Addressing a press conference to mark the day in Lagos recently, the Project Manager, GivingNg, Olapeju Ibekwe, said the body decided to partner the Leah Foundation to fight cancer because the disease has become a scourge killing people daily.
“We are calling on every Nigerian to do something about how to roll back the cancer scourge by donating any amount of money through the platform. Donations received would be used to provide free screening for 5000 women in partnership with Leah Foundation,” she said.
She described giving.ng as a crowd-funding platform focused on raising funds with local and international partners to deal with various issues affecting the Nigerian society.
The World Cancer Day, which was recently celebrated worldwide, is aimed at saving millions of people from preventable deaths each year by raising awareness and education about cancer and pressing governments and individuals across the world to act against the disease.
This year’s celebration marks the midway point in the three-year plan of the “I Am, and I Will’ campaign. The campaign is an empowering call-to-action urging for personal commitment and represents the power of individual action taken now to impact the future.
Also speaking, an Executive Director of Leah Foundation, Mr. Lanre Bello, said the foundation had been in the forefront of efforts to control and eradicate some types of cancer through vaccination.
He said if serious efforts can be made in that regard, some types of cancer could be eradicated in about 20 years from now.

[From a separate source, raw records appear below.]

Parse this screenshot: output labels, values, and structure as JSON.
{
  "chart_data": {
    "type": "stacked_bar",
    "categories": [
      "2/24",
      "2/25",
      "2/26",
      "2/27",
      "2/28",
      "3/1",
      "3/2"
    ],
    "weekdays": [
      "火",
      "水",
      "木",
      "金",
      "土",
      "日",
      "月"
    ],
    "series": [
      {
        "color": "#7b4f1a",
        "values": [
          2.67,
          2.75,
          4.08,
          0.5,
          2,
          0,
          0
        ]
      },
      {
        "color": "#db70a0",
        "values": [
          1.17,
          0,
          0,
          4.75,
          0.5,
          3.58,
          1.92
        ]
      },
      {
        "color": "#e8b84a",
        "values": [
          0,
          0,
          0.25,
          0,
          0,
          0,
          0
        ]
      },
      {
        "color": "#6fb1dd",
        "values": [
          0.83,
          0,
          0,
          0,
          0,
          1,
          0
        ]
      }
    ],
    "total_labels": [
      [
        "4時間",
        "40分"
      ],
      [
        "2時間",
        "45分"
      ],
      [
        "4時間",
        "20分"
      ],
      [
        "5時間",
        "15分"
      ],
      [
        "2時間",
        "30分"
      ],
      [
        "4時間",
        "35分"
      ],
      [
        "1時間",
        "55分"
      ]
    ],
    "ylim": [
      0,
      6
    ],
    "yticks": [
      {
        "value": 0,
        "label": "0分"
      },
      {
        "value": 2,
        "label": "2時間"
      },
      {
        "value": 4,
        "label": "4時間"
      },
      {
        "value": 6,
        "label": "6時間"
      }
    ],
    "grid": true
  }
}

“Our foundation has given opportunities to people to be screened but it is not sustainable because one single institution cannot do it alone and that is why we are partnering with giving.ng to help us raise funds to fight the scourge. Our goal is to detect cancer early in a bid to control or eliminate it,” Bello said.

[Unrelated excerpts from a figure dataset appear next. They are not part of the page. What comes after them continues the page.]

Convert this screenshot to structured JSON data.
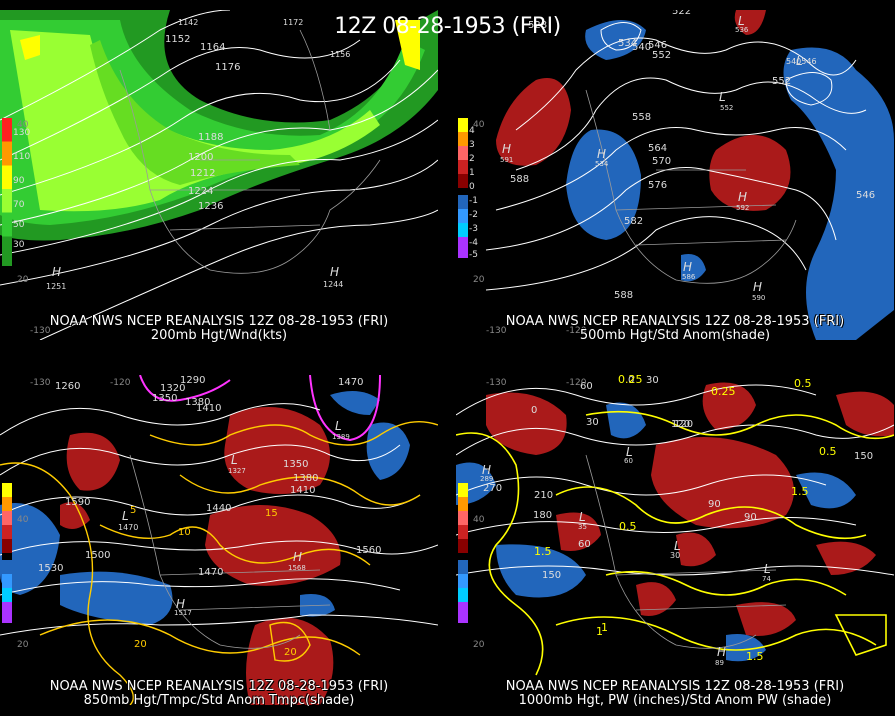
{
  "title": "12Z 08-28-1953 (FRI)",
  "panels": [
    {
      "id": "200mb",
      "caption_line1": "NOAA NWS NCEP REANALYSIS 12Z 08-28-1953 (FRI)",
      "caption_line2": "200mb Hgt/Wnd(kts)",
      "colorbar_labels": [
        "130",
        "110",
        "90",
        "70",
        "50",
        "30"
      ],
      "colorbar_colors": [
        "#ff2020",
        "#ff9900",
        "#ffff00",
        "#99ff33",
        "#33cc33",
        "#229922"
      ],
      "contour_labels": [
        "1152",
        "1164",
        "1176",
        "1188",
        "1200",
        "1212",
        "1224",
        "1236",
        "1142",
        "1172",
        "1156"
      ],
      "highs": [
        "1251",
        "1244"
      ],
      "lat_labels": [
        "40",
        "20"
      ],
      "lon_labels": [
        "-130"
      ]
    },
    {
      "id": "500mb",
      "caption_line1": "NOAA NWS NCEP REANALYSIS 12Z 08-28-1953 (FRI)",
      "caption_line2": "500mb Hgt/Std Anom(shade)",
      "colorbar_labels": [
        "4",
        "3",
        "2",
        "1",
        "0",
        "-1",
        "-2",
        "-3",
        "-4",
        "-5"
      ],
      "contour_labels": [
        "528",
        "534",
        "540",
        "546",
        "552",
        "558",
        "564",
        "570",
        "576",
        "582",
        "588",
        "522",
        "546",
        "552"
      ],
      "lows": [
        "536",
        "540546",
        "552"
      ],
      "highs": [
        "591",
        "534",
        "592",
        "586",
        "588",
        "590"
      ],
      "lat_labels": [
        "40",
        "20"
      ],
      "lon_labels": [
        "-130",
        "-120"
      ]
    },
    {
      "id": "850mb",
      "caption_line1": "NOAA NWS NCEP REANALYSIS 12Z 08-28-1953 (FRI)",
      "caption_line2": "850mb Hgt/Tmpc/Std Anom Tmpc(shade)",
      "contour_labels": [
        "1260",
        "1290",
        "1320",
        "1350",
        "1380",
        "1410",
        "1440",
        "1470",
        "1500",
        "1530",
        "1560",
        "1590",
        "1350",
        "1380",
        "1410",
        "1470"
      ],
      "temp_labels": [
        "5",
        "10",
        "15",
        "20",
        "20"
      ],
      "highs": [
        "1517",
        "1568",
        "1517"
      ],
      "lows": [
        "1327",
        "1389",
        "1470"
      ],
      "lat_labels": [
        "40",
        "20"
      ],
      "lon_labels": [
        "-130",
        "-120"
      ]
    },
    {
      "id": "1000mb",
      "caption_line1": "NOAA NWS NCEP REANALYSIS 12Z 08-28-1953 (FRI)",
      "caption_line2": "1000mb Hgt, PW (inches)/Std Anom PW (shade)",
      "contour_labels": [
        "0",
        "30",
        "60",
        "90",
        "120",
        "150",
        "180",
        "210",
        "270",
        "0",
        "30",
        "60",
        "90",
        "120",
        "150"
      ],
      "pw_labels": [
        "0.25",
        "0.5",
        "1",
        "1.5",
        "0.25",
        "0.5",
        "1.5",
        "1",
        "1.5",
        "0.5"
      ],
      "lows": [
        "60",
        "35",
        "30",
        "74"
      ],
      "highs": [
        "289",
        "89"
      ],
      "lat_labels": [
        "40",
        "20"
      ],
      "lon_labels": [
        "-130",
        "-120"
      ]
    }
  ]
}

In her remarks, Mrs. Joke Silva, a Nollywood icon, said she was lending her voice to creating awareness about cancer because awareness is essential in controlling the scourge, remarking that knowledge is power.
She advised young people from the age of 20 and above to go for regular check-ups because reports had shown that if the traces of cancer are detected early in a person, it can be effectively treated.
“Nigeria lacks proper equipment for screening cancer. We must help the cause by donating through the giving.ng platform in a bid to battle the cancer scourge.
“I am involved in the fight against the cancer scourge because in 2014 my younger sister, Olufunke Olabisi Silva, was diagnosed with breast cancer stage three going to stage four and by February 12, 2019 she passed away,” Silva said.
She noted that if there was an early detection, the cancer cells could be sent into remission. She said an aunt realised she had cancer while in her 20s but she lived till the age of 89 because the cancer cells were detected early and she took action.
“Our late mother also had a lump in one of her breasts, but the cancer did not come back until she was 88 and she died at 89,” she added.